Since the Adoption of Resolution 1325 in 2000, we have made progress towards full, equal and meaningful participation of women in peace, peacebuilding and peacekeeping processes. Yet, we still have a long way to go.

I want to mention just one figure: across all peacekeeping missions, only 7,8 % of the personnel in military, police and justice & corrections are women.

At least we know the exact figures for PK missions. It is much harder to assess the real level of participation of women peacebuilders in conflict-affected countries. The same applies to women in peace processes and mediation. We certainly came a long way, but we are not even close to exploit their full potential.

We believe it is important that we get better, consolidated and more granular data on women’s participation in both fields in order to better target our interventions in this regard. Mr Chair, this might also be a point that this Commission could further discuss.

In addition to better data, we must collectively intensify our efforts on the ground with concrete measures to tackle the challenge. In its capacity as a “Women, Peace and Security” Champion within the UN’s Action for Peacekeeping (A4P) initiative, Germany strives to bring change, both at the national and at the global level:

At the national level, the German government conducted a “barrier to participation assessment” to better understand what prevents women soldiers from being deployed to UN Peace Operations.

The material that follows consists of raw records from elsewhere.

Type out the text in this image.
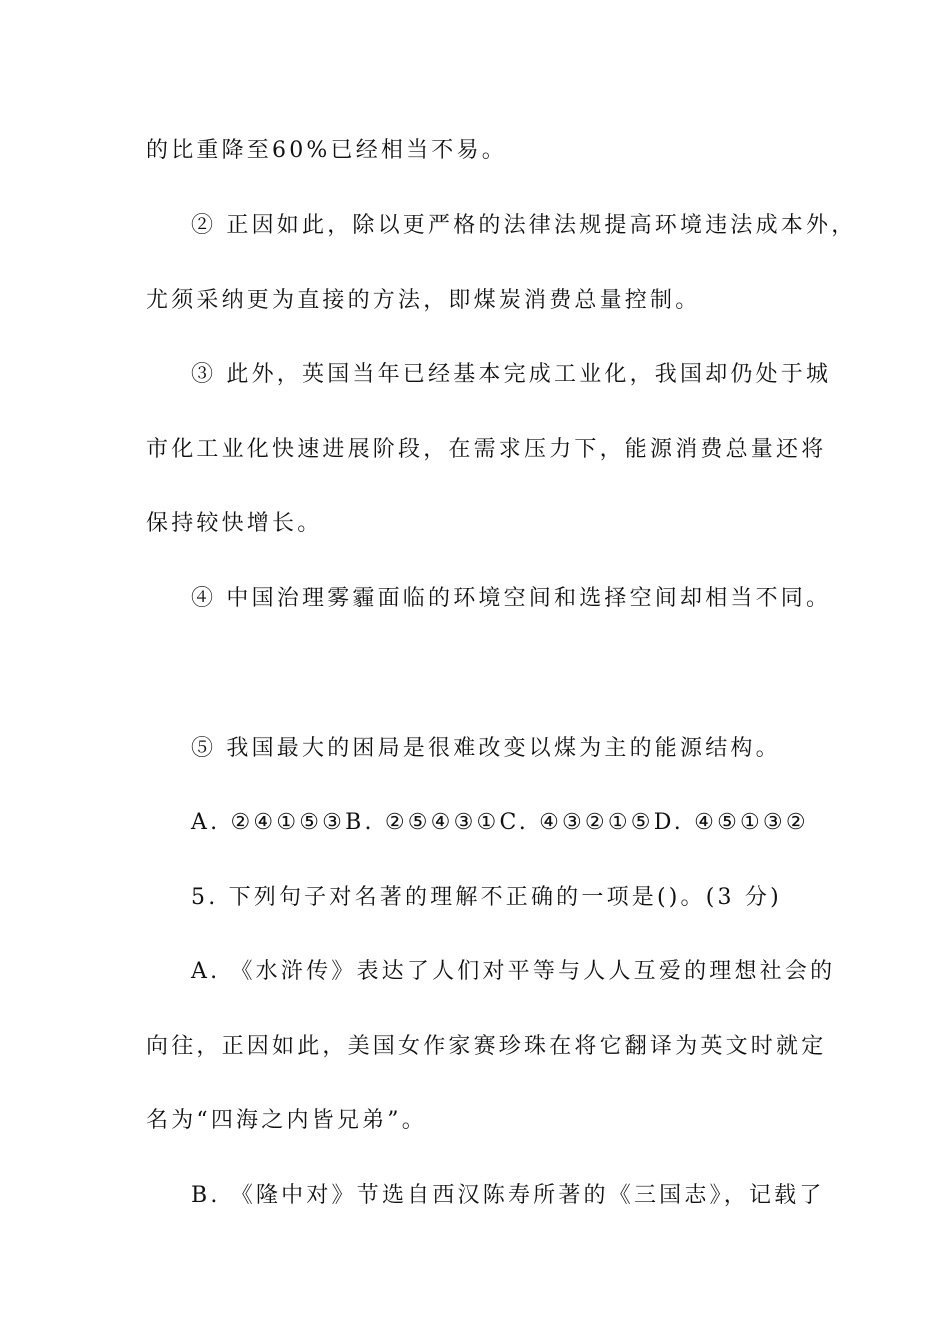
的比重降至60%已经相当不易。
② 正因如此，除以更严格的法律法规提高环境违法成本外，
尤须采纳更为直接的方法，即煤炭消费总量控制。
③ 此外，英国当年已经基本完成工业化，我国却仍处于城
市化工业化快速进展阶段，在需求压力下，能源消费总量还将
保持较快增长。
④ 中国治理雾霾面临的环境空间和选择空间却相当不同。
⑤ 我国最大的困局是很难改变以煤为主的能源结构。
A. ②④①⑤③B. ②⑤④③①C. ④③②①⑤D. ④⑤①③②
5. 下列句子对名著的理解不正确的一项是()。(3 分)
A. 《水浒传》表达了人们对平等与人人互爱的理想社会的
向往，正因如此，美国女作家赛珍珠在将它翻译为英文时就定
名为“四海之内皆兄弟”。
B. 《隆中对》节选自西汉陈寿所著的《三国志》，记载了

Let me mention two major points from its findings:

1) One main barrier consists in the fact that not enough women soldiers are trained as UN staff officers or military observers. Currently the proportion of women in the German Armed Forces is around 13%. Only 3 % have undertaken one or both preparatory trainings. These issues are, in parts, homemade socio-cultural issues within our own armed forces. We will try to address them.

2) At the same time, the second biggest barrier was lack of information. 80% of the women surveyed indicated that they could not access sufficient information about UN peace operations. We will launch a broad information campaign on UN Peacekeeping within the German armed forces. In this regard, we would welcome a dialogue with DPO and others actors on how to make information on specific UN Peacekeeping missions more accessible for ordinary soldiers, especially female soldiers.

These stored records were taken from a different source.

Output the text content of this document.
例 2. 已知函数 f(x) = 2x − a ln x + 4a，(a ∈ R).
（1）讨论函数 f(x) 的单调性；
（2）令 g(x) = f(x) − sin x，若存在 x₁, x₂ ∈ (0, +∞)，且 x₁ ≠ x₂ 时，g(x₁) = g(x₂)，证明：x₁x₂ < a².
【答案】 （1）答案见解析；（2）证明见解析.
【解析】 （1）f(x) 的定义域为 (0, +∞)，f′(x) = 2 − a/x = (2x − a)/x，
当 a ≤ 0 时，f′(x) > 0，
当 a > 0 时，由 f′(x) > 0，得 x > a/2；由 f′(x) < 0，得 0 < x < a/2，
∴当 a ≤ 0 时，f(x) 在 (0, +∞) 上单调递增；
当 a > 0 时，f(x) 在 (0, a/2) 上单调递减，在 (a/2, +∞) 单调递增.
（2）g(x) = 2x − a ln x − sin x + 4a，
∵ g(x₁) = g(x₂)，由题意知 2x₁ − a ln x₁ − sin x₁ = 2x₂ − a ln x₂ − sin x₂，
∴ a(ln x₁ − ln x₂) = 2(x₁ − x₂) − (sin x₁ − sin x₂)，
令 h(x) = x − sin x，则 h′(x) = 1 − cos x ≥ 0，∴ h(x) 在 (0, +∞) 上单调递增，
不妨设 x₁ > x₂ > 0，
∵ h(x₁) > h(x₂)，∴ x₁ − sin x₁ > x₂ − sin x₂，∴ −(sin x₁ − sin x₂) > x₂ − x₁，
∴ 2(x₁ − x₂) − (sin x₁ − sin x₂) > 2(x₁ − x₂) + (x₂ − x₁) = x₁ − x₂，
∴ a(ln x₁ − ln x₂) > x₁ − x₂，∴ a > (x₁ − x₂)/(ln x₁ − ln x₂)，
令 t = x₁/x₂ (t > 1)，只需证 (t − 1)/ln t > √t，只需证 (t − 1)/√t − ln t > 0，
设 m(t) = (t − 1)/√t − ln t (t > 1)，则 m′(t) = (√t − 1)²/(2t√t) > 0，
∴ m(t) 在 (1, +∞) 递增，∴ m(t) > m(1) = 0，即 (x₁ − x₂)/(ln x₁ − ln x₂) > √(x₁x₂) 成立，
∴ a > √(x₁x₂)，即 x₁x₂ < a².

At the global level, Germany is pursuing a feminist foreign policy and a feminist development strategy. We will further step up our engagement across the WPS agenda and support important UN-led initiatives.

The ELSIE initiative is doing groundbreaking work on increasing women’s participation in peace operations and support. We joined Elsie in 2017, after its launch at the initiative of Canada, and contributed 2 Mio. EUR to the Elsie Initiative Fund under the auspices of UN Women. Today’s presentation of ELSIE’s achievements confirms that this was a good decision. We encourage other members of the Commission to consider supporting ELSIE/Elsie Initiative Fund.

Germany also supports DPO in piloting a uniformed women peacekeepers network in UN peace operations. Every year, we invite up to twenty women soldiers from UN Troup Contributing Countries to take part in the UN Military Observer Course held at the German Armed Forces UN Training Center.

A final remark on creating synergies:

UN peace operations and peacebuilding efforts benefit immensely from the knowledge and voices of women in civil society (and local peacebuilding processes). As today’s briefers convincingly showed, it is a two-way street! We believe that we are not yet making the best use of UN Peacekeeping mission’s full potential to support women leadership at the local, civilian level. Too often, we still fail to increase participation of female peacebuilders and civil society organizations.

For this very reason, together with South Africa, Sweden and DPO, Germany organized a side-event on “Translating UN Peacekeeping WPS mandates into reality” in May 2022. It provided very valuable input from Gender Advisers and Units on what more to do in order to strengthen women participation and leadership in local peacekeeping and peacebuilding contexts. Those findings as well as success stories from individual missions such as MINUSCA, MONUSCO and UNMISS should be mainstreamed in other operations.